Zudem sprach er sich ausdrücklich gegen einen Boykott und für die Teilnahme Israels am Eurovision Song Contest aus. Die Veranstaltung sei ein gewaltiges Fest der Völkerverständigung, der Toleranz und der Offenheit – jede Form der Ausgrenzung sei dort fehl am Platz, so Weimer.

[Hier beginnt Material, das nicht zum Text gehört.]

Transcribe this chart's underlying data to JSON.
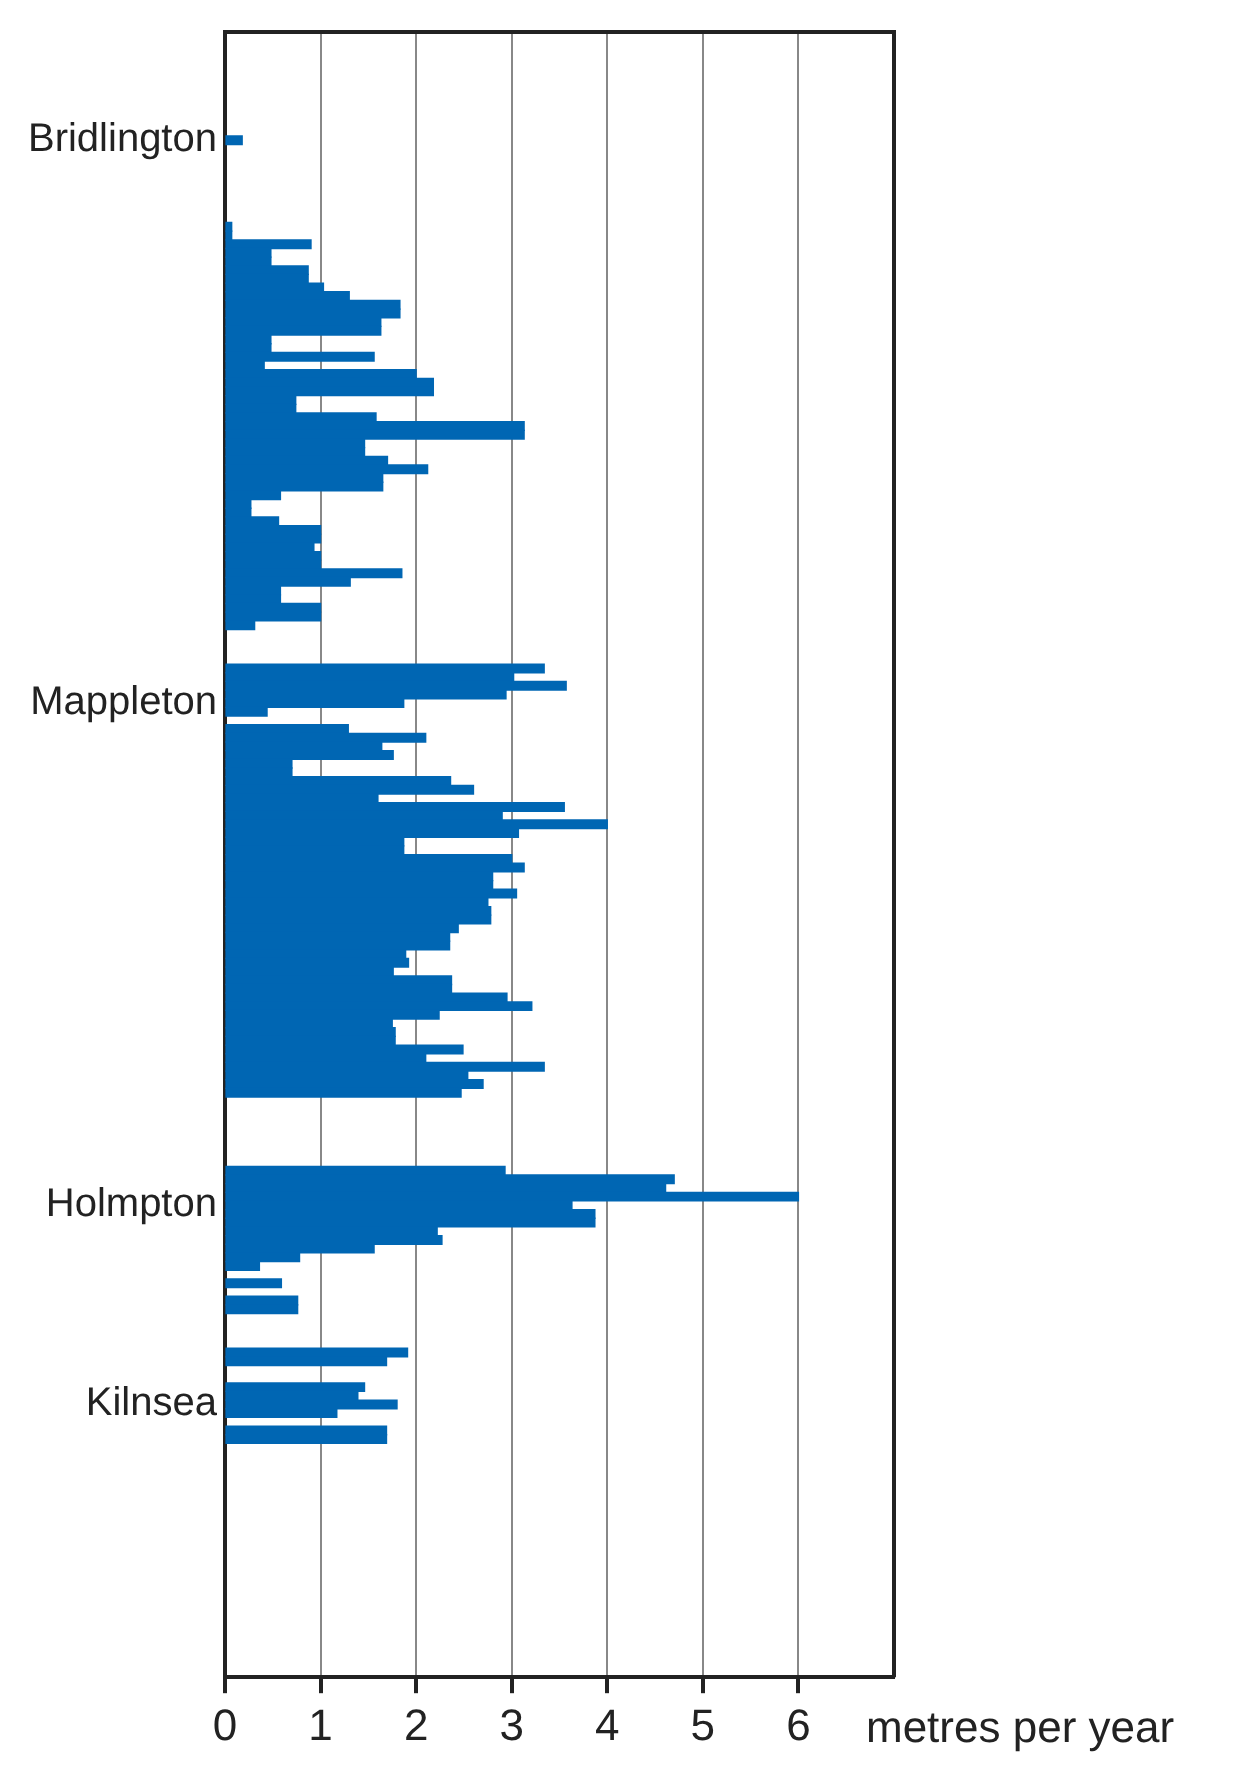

Im Mittelpunkt der Tagung stand die Stärkung der europäischen Medienlandschaft. Deutschland und Frankreich präsentierten in diesem Zusammenhang ihren Vorschlag zum Ausbau des Senders ARTE zu einer europäischen Medienplattform.
Ebenfalls vorgestellt wurde das geplante EU-Programm AgoraEU. In ihm fließen die bisherigen Förderlinien „Creative Europe“ und „Citizens, Equality, Rights and Values“ (CERV) zusammen. Ab 2028 sollen mit dem neuen Förderprogramm Mittel zum Schutz des freien Mediensystems bereitgestellt werden.